= John William Glover =

Irish composer and conductor

John William Glover (19 June 1815 – 19 December 1899) was an Irish composer, conductor, organist, violinist, and teacher.

==Life and music==
Glover was born in Dublin, where he initially became an orchestral violinist as early as 1830. In 1848, he succeeded Haydn Corri as organist of St. Mary's Pro-Cathedral, Dublin, and also became professor of music at the Central Model Schools of the Board of National Education. An experienced choral conductor, he established the short-lived Choral Institute of Dublin in 1851. He presented a series of "National Concerts" in 1853 to commemorate Thomas Moore one year after the poet's death, and also co-organised and conducted large musical performances on the occasion of the centenaries of Daniel O'Connell (1875) and Thomas Moore (1879).

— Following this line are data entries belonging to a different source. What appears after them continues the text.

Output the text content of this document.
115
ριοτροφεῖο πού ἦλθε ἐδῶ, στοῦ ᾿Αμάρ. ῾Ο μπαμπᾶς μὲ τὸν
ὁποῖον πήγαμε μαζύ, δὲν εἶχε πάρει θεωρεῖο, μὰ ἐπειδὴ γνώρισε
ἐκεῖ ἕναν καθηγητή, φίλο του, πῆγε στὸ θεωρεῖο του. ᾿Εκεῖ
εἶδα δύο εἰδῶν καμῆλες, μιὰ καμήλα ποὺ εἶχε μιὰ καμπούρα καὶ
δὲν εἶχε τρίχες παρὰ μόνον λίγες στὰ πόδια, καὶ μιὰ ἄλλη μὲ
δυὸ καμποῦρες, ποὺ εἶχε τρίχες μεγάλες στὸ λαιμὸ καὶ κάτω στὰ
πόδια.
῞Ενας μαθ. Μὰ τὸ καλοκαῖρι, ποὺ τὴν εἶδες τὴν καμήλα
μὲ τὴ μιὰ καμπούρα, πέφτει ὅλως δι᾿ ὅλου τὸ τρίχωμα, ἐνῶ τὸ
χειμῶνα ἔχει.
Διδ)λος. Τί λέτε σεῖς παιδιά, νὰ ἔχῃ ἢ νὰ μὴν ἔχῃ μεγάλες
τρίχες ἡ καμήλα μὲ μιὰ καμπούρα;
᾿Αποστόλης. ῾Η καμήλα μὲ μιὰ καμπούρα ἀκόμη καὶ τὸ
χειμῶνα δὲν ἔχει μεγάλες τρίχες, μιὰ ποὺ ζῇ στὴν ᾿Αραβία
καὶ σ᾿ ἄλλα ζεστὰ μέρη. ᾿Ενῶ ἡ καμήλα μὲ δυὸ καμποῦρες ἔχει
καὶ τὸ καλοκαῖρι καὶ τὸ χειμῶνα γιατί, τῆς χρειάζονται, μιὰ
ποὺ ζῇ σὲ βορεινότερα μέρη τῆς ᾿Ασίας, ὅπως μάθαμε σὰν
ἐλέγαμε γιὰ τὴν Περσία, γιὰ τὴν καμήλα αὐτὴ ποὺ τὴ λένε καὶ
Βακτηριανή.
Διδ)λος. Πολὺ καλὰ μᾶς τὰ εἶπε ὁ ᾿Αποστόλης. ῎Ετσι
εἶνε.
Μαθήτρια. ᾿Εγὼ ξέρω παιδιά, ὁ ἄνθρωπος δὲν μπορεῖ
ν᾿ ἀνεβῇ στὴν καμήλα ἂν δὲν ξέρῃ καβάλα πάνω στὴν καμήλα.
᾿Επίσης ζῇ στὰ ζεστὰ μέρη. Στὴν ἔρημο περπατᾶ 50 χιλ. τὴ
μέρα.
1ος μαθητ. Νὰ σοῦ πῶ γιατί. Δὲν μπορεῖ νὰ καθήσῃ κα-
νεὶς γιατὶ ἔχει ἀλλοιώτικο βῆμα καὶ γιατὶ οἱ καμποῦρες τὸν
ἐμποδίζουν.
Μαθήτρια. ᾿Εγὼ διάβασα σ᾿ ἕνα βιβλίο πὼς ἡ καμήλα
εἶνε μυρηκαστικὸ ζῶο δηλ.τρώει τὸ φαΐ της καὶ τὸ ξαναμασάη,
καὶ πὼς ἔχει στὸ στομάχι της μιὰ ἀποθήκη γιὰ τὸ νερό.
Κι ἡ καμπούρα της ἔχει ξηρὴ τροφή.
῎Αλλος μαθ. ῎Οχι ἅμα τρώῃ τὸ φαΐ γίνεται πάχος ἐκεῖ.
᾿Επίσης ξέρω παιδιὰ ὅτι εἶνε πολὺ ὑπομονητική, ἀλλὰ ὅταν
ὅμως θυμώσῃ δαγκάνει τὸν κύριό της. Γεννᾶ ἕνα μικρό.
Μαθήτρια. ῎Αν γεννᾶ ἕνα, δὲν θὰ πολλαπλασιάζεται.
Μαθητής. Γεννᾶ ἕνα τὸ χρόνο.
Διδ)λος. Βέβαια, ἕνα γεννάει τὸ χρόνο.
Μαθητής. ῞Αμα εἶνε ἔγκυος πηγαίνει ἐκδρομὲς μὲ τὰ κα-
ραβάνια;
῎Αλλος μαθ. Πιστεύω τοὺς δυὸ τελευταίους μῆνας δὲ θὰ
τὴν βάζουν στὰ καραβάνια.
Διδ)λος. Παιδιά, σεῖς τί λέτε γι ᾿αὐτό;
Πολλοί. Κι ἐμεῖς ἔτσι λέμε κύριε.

As a composer, Glover was one of a handful of native composers who cultivated (classical) musical life in Dublin in the mid-19th century – and among these the only one of Roman Catholic denomination. A personal friend of the émigrés Michael William Balfe and William Vincent Wallace, he, too, was inclined towards opera, despite the incomparably more difficult circumstances in Ireland in this period. His most ambitious work was the three-act opera The Deserted Village (libretto by Edmund Falconer after Oliver Goldsmith's novel of the same name), performed in Dublin in 1880 and published in London. In it, "Glover uses a very direct diatonic language that is not sentimental but speaks to his assured facility for setting words to music", it was also described as a "populist style". To a very limited extent he makes use of Irish traditional music, but even so it is an important work in the canon of Irish national opera. Other large-scale works include the "national oratorio" St Patrick at Tara (1875), written for the O'Connell Centenary, and the cantata One Hundred Years Ago (1879) for the Moore Centenary. He also wrote a violin concerto (date unknown)

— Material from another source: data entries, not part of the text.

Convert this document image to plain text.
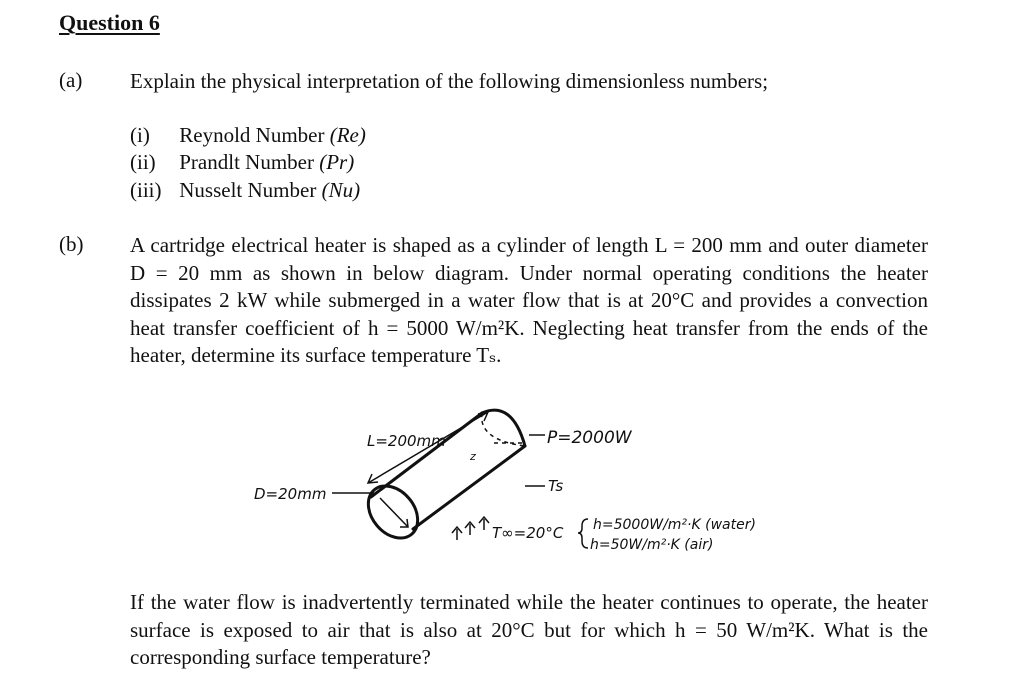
Question 6
(a) Explain the physical interpretation of the following dimensionless numbers;
(i) Reynold Number (Re)
(ii) Prandlt Number (Pr)
(iii) Nusselt Number (Nu)
(b) A cartridge electrical heater is shaped as a cylinder of length L = 200 mm and outer diameter D = 20 mm as shown in below diagram. Under normal operating conditions the heater dissipates 2 kW while submerged in a water flow that is at 20°C and provides a convection heat transfer coefficient of h = 5000 W/m²K. Neglecting heat transfer from the ends of the heater, determine its surface temperature Tₛ.
L=200mm
D=20mm
P=2000W
Ts
z
T∞=20°C h=5000W/m²·K (water)
h=50W/m²·K (air)
If the water flow is inadvertently terminated while the heater continues to operate, the heater surface is exposed to air that is also at 20°C but for which h = 50 W/m²K. What is the corresponding surface temperature?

Glover was also an expert on Irish traditional music. He lectured widely on this subject in Dublin, London, and Paris. Among his publications is one of the earliest collective volumes of Thomas Moore's Irish Melodies (to Glover's accompaniments, 1859), and he collaborated with Patrick Weston Joyce, providing the piano accompaniments to his Ancient Irish Music (1873). Glover died in Dublin.

He was the grandfather of Jimmy Glover, director of music at the Theatre Royal, Drury Lane, from 1893 to 1920.

==Selected works==
===Stage===
- St. Patrick at Tara (Dublin, 1875), cantata
- One Hundred Years Ago. Ode to Thomas Moore (1879), cantata
- The Deserted Village (libretto: Edmund Falconer, after Oliver Goldsmith), opera in 3 acts (London: Duncan Davison & Co., 1880)

===Sacred music===
- First Mass for Four Voices, for 1st and 2nd trebles, tenor, bass, organ (London: Richard Butler, c.1860)
- Ave Maria (Duetto-coro) (London, 1864)
- Salve Sancta Parens (Hymn of the Blessed Virgin) (London, 1864)
- O Jesu bone Pastor (Offertorium) (London, 1865)
- Responses at High Mass (London, 1865)
- Have Mercy Upon Me O Lord (Sacred song) (London, 1866)
- Ecce Sacerdos Magnus (Motet) (London, 1867)
- O Salutaris Hostia (Solo & quartett) (London, 1868)
- Sixth Mass for Four Voices (London, 1872)

===Piano music===
- Brilliant Fantasia on Airs from Donizetti's Opera Don Pasquale (London: B. Williams, 1860)
- Galop di Bravura on a Favorite Air by Auber, as a Fantasia (London, 1865)
- A Planxtae, "National Irish dance tune … founded upon an ancient Irish melody" (London: Duncan Davison & Co., 1870)
- La Bella Sorrentina, "Romanza Napolitaine" (London, 1870)
- The Cruiskeen Lawn, "descriptive fantasia" (London, 1870)
- The Skedaddle Galop (London, 1873)
- Brilliant Fantasia … on the celebrated Irish melodies … (London: Edwin Ashdown, c.1891)

===Organ music===
- Professor Glover's Organ Book (London, 1870)
- Voluntaries for the Organ (1892)

===Songs===
- Old Erin's Lovely Girls (T. A. Ogle) (London, 1864)
- The Heart that Loves Me Dearest (T. A. Ogle) (London, 1864)

===Folk-song arrangements===
- Thomas Moore's Irish Melodies (Dublin: James Duffy, 1859)
- Ancient Irish Music, collected by Patrick Weston Joyce (Dublin: McGlashan & Gill, 1873)

==Bibliography==
In addition to the works cited in the References below, of interest may also be:

- Ita Beausang: "From National Sentiment to Nationalist Movement, 1850–1900", in: Music in Nineteenth-Century Ireland (Irish Musical Studies vol. 9), ed. M. Murphy & J. Smaczny (Dublin: Four Courts Press, 2007), p. 36–51.